PA Salute to Seniors: Marelle Whaley, Central HS


PA Salute To Seniors: Marelle Whaley - Central HS



What was your most memorable race/competition?

My most memorable race was running the 4x100 at Great Valley - it was our first big PR in the 4x1 that season, the conditions were great, and we all put our best out there on the track. We came in first in our heat and placed second in the entire meet.

Where did you face your biggest competition?

I faced my greatest competition running the 100 meters towards the end of the outdoor season. The race itself is lightning quick, and because of that can be a challenge because you have to get every aspect right to get out right - I hadn't run it for a while, so I was up against other runners who specialized in it but I enjoyed every second, every outing, because it's been my favorite short sprint.

Out of all of your high school accomplishments, which stands out the most?

The first time I ran the 60m in two indoor seasons stood out to me. At that point I'd mostly been running the 4x200 and 4x400, and hadn't focused on a short sprint, especially one that short, in competition in a while. I wasn't sure how I'd do even though we did short sprints in practice. I wowed myself with a huge PR, about a second from the school record, and came in second in my heat to a great competitor.

If you could do it all over again, what would you change about your athletic career in high school?

I would have gotten rid of my inhibitions about the 400m a lot sooner, and also have gotten up to speed in training sooner. Ever since running it before my high school career, it was a love/hate relationship, but I have a lot of respect for that race and even though I never said I looked forward to running it prior to the race, I always enjoyed it during and looked forward to the next time out. I wish I'd had more confidence in the barriers I could break, especially earlier in my career.
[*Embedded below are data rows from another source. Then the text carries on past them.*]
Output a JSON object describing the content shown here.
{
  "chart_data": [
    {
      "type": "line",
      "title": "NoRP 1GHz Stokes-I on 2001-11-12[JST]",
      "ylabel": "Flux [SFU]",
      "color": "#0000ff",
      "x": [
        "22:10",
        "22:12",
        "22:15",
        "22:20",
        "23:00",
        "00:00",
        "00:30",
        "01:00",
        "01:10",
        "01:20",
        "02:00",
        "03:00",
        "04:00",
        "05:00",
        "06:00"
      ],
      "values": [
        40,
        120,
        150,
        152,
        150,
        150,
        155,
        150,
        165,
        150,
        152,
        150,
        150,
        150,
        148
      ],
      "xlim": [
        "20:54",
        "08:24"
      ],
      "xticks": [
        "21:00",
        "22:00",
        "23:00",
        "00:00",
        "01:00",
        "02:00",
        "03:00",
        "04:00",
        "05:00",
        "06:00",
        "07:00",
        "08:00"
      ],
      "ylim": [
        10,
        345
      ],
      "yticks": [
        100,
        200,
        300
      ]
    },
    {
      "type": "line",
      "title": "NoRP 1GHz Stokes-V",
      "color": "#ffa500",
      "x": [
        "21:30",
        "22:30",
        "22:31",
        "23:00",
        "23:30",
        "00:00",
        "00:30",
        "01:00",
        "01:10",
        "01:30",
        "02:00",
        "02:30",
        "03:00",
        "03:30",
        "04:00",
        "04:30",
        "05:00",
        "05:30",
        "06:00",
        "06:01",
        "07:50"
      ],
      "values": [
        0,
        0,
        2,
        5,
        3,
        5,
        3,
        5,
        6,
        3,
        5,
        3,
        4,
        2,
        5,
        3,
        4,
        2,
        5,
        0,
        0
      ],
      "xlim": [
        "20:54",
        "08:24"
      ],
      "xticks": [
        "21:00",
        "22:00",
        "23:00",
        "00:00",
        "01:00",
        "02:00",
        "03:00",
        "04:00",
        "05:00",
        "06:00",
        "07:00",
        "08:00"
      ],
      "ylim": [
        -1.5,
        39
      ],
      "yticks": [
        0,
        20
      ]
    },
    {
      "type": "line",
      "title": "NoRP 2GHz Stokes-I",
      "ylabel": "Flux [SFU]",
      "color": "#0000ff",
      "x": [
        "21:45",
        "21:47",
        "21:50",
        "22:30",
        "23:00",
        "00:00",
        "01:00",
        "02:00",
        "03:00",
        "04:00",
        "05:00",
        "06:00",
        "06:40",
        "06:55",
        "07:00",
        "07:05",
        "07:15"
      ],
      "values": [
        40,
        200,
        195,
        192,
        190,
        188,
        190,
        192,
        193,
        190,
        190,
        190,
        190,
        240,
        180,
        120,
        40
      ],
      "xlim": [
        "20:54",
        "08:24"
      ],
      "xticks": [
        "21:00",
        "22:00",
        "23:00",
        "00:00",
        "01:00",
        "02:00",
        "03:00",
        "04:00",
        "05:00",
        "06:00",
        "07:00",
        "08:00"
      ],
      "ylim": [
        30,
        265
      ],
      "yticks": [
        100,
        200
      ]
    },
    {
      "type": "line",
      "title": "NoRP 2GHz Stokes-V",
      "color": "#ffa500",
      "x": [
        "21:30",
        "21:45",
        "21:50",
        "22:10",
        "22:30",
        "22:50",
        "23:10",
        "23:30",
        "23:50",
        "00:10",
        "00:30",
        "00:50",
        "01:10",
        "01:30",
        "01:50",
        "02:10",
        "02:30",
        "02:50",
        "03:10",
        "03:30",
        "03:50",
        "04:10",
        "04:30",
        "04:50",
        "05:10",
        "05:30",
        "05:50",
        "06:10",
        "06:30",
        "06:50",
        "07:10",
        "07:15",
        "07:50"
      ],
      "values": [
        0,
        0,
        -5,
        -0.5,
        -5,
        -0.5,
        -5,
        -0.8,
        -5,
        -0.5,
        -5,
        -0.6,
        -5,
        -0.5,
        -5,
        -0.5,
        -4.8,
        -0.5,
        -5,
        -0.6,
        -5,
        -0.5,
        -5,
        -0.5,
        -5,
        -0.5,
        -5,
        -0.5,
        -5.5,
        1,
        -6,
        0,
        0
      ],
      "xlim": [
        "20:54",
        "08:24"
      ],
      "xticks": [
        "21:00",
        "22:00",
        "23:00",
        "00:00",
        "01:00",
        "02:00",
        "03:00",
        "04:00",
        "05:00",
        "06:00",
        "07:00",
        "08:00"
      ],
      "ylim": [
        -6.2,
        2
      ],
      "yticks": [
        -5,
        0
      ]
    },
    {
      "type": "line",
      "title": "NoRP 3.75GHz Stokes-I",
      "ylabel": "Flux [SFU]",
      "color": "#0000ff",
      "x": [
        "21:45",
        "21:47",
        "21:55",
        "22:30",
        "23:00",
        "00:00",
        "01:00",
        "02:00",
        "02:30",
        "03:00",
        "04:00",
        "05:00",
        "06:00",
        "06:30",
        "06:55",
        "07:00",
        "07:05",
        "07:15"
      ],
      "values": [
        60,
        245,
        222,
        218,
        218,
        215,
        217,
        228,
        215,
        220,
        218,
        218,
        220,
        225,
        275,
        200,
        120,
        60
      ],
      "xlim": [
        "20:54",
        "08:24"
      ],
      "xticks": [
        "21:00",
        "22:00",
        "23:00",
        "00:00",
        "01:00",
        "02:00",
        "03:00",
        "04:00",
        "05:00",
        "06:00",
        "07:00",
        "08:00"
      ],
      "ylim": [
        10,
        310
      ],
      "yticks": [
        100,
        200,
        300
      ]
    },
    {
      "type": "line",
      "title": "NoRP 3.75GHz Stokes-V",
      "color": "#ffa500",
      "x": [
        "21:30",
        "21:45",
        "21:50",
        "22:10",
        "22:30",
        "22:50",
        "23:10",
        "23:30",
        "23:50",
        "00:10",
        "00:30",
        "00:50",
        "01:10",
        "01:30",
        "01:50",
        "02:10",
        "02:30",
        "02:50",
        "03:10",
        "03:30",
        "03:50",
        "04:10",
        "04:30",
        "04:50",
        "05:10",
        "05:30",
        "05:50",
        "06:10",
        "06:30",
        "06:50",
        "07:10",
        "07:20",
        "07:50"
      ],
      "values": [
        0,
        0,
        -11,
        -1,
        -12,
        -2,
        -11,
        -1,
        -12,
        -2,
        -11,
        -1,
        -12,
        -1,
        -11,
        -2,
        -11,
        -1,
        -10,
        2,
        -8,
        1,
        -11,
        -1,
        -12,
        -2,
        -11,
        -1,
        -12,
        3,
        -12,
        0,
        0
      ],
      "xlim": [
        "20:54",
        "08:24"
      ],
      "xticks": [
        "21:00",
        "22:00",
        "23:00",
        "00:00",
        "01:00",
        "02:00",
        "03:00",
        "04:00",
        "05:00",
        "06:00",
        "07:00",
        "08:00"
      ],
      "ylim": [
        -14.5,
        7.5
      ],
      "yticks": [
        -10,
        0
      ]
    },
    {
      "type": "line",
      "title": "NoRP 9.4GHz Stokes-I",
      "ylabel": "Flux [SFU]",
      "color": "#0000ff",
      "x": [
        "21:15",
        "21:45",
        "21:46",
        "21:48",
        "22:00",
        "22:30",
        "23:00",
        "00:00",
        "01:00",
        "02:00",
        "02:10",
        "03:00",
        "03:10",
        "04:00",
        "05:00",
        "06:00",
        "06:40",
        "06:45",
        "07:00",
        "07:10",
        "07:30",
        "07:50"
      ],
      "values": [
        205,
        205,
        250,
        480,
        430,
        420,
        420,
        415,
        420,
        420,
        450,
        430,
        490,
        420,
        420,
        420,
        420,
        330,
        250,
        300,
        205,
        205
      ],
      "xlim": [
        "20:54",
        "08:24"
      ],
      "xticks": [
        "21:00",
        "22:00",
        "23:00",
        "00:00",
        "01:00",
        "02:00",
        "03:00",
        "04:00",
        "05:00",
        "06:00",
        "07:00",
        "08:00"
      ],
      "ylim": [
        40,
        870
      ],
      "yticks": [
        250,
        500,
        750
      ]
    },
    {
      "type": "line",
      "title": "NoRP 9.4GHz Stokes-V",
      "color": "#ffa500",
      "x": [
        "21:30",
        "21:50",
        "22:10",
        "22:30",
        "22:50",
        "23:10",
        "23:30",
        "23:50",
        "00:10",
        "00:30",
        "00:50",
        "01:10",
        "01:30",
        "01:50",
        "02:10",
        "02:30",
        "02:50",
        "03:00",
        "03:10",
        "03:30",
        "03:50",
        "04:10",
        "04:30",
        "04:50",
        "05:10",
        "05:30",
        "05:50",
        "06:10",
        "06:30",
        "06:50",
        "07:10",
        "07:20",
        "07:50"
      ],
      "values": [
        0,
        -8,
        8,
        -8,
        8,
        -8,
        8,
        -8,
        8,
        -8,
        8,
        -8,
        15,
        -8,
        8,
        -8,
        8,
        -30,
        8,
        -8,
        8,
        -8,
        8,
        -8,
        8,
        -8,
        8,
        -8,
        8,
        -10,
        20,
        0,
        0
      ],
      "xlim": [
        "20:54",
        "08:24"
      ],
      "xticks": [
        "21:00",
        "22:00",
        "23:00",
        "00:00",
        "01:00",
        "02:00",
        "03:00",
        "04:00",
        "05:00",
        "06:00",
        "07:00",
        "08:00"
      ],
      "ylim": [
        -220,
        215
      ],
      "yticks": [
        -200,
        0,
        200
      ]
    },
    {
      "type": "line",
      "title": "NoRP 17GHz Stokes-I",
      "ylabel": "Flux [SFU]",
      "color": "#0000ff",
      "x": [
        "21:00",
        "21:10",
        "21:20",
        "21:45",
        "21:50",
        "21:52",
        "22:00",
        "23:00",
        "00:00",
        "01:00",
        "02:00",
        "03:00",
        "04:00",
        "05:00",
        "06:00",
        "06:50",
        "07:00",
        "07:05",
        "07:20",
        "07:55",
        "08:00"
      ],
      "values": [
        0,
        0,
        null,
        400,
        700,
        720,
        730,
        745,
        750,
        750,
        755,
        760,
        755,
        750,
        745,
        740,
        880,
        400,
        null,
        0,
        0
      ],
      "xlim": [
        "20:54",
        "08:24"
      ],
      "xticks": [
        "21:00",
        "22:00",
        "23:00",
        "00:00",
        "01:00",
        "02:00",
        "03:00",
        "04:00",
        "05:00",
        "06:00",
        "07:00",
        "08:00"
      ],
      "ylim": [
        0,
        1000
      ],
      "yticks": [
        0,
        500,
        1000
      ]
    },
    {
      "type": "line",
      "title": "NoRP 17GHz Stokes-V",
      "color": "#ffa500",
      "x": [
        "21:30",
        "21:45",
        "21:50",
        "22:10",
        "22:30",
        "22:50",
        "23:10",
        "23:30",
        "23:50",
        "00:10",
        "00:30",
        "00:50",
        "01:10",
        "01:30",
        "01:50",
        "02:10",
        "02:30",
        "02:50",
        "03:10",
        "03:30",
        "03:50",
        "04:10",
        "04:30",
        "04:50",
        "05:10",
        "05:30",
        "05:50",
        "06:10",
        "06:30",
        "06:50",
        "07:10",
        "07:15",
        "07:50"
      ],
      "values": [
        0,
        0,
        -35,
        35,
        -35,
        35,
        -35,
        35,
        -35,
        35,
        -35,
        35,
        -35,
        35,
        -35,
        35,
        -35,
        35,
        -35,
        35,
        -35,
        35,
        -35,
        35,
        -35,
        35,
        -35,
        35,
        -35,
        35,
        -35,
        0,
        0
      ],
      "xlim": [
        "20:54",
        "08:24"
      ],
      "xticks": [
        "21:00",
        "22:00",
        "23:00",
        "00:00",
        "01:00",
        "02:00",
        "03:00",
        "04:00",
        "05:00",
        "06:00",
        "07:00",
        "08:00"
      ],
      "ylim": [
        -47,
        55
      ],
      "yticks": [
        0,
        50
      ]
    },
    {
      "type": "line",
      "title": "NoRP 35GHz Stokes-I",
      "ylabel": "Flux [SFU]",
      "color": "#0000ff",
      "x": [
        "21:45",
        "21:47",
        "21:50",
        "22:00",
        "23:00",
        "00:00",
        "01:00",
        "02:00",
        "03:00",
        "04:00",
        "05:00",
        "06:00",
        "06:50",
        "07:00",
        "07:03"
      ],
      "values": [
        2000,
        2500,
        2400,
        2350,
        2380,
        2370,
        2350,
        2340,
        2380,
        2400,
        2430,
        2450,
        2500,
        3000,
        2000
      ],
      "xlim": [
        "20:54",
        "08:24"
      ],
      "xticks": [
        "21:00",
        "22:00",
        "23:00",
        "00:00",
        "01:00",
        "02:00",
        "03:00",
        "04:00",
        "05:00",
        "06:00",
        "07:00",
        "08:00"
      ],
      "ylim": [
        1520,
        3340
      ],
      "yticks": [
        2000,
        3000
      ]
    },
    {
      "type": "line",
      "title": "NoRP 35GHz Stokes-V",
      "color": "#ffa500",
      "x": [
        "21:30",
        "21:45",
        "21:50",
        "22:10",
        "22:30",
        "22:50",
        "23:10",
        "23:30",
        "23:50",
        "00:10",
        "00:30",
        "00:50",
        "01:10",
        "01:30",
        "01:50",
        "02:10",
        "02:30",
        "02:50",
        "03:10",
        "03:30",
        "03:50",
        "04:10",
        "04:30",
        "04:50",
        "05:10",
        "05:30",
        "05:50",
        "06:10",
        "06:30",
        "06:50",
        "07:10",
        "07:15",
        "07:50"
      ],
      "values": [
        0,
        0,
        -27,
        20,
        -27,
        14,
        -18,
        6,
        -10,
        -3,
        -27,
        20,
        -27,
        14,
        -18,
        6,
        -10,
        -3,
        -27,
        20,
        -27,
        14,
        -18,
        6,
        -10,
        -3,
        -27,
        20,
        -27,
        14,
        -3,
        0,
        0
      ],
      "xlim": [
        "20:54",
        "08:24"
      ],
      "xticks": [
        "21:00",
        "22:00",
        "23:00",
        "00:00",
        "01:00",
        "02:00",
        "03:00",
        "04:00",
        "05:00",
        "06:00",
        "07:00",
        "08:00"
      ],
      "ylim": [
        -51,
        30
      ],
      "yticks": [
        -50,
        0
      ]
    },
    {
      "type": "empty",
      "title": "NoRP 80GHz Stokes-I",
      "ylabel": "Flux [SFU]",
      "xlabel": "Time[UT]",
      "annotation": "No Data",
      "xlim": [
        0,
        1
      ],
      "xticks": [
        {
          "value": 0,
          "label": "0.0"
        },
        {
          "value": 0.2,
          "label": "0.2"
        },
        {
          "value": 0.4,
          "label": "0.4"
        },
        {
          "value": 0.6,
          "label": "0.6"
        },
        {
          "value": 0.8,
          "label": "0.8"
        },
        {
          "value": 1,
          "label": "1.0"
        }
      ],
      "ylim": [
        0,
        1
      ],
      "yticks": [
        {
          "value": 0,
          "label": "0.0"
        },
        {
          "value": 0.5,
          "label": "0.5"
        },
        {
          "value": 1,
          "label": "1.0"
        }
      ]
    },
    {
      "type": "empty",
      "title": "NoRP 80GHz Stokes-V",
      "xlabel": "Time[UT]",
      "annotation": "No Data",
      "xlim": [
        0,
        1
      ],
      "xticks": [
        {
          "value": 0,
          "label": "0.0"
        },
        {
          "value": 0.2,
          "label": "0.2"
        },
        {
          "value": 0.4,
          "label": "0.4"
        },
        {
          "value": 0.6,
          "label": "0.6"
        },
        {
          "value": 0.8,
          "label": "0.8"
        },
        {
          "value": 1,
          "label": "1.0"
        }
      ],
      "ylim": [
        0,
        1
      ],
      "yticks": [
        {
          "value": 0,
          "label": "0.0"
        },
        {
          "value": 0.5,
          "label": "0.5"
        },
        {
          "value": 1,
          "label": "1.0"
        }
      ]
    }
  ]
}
What were the most difficult obstacles you had to overcome?

Shin splints! Seriously. That was a really rough winter that meant running indoors a lot, so shin splints were the plague. I feel that there were a lot of competitions indoor season that I could have put more into if not for recurring shin pain, as well as an ankle that was giving me problems for a majority of the season and kept me from having good starts out of the blocks.

What will you miss the most?

No doubt the camaraderie of my teammates during every practice. I loved coming back from summer vacation to a group of people who just threw their hearts into track and field and while being serious about our goals we always had so much fun during conditioning, and going through the hardest practices knowing we were all going through it together. Some of my best days were just because of track practice. 

Do you have any advice for younger athletes? 

Leave everything on the track, don't doubt yourself, have no inhibitions. You're capable of so much more than you realize. You can afford to be an assertive jerk out on the track. Don't worry about it. It's your race, your time, and if you put everything you have out there, you'll be so proud of yourself looking back at how far you will have come.

How have your coaches influenced your performances and your life goals overall?

My coaches have definitely been a huge influence, being so passionate about the sport and pushing me to do my best. They, especially my head coach, really showed us as a team what we were capable of when they'd give us a 300 at the end of practice and set a time - it didn't matter how tired you were, you ran it HARD, and at the end you might have just run a PR and you're like, "Wow, I can do that even after that practice?"

What are your college plans?  

I plan to attend the University of Delaware in fall of 2015 after a gap year, where I will major in Animal Sciences.


I'd like to give a shout-out to my head coach, Fred McCray, for giving me the chance to participate in a fantastic program and showing me just what I'm capable of. Another shout-out to my teammates on the 4x100, there has never been a doubt since day one that your hearts were into the race, and you guys truly believed in what we could do and worked so hard. And third, a shout out to my dad, my second coach, who is the reason I got to where I am. He helped me train for two summers to get to a level to compete in the public league, and gave me so much memorable advice on running that I could write down every single piece of it, exactly as he says it. He coached me during a season of club track, and once I was turned back over to my HS team, if I ever needed a second opinion on how to handle a certain competition that day, I could talk to him.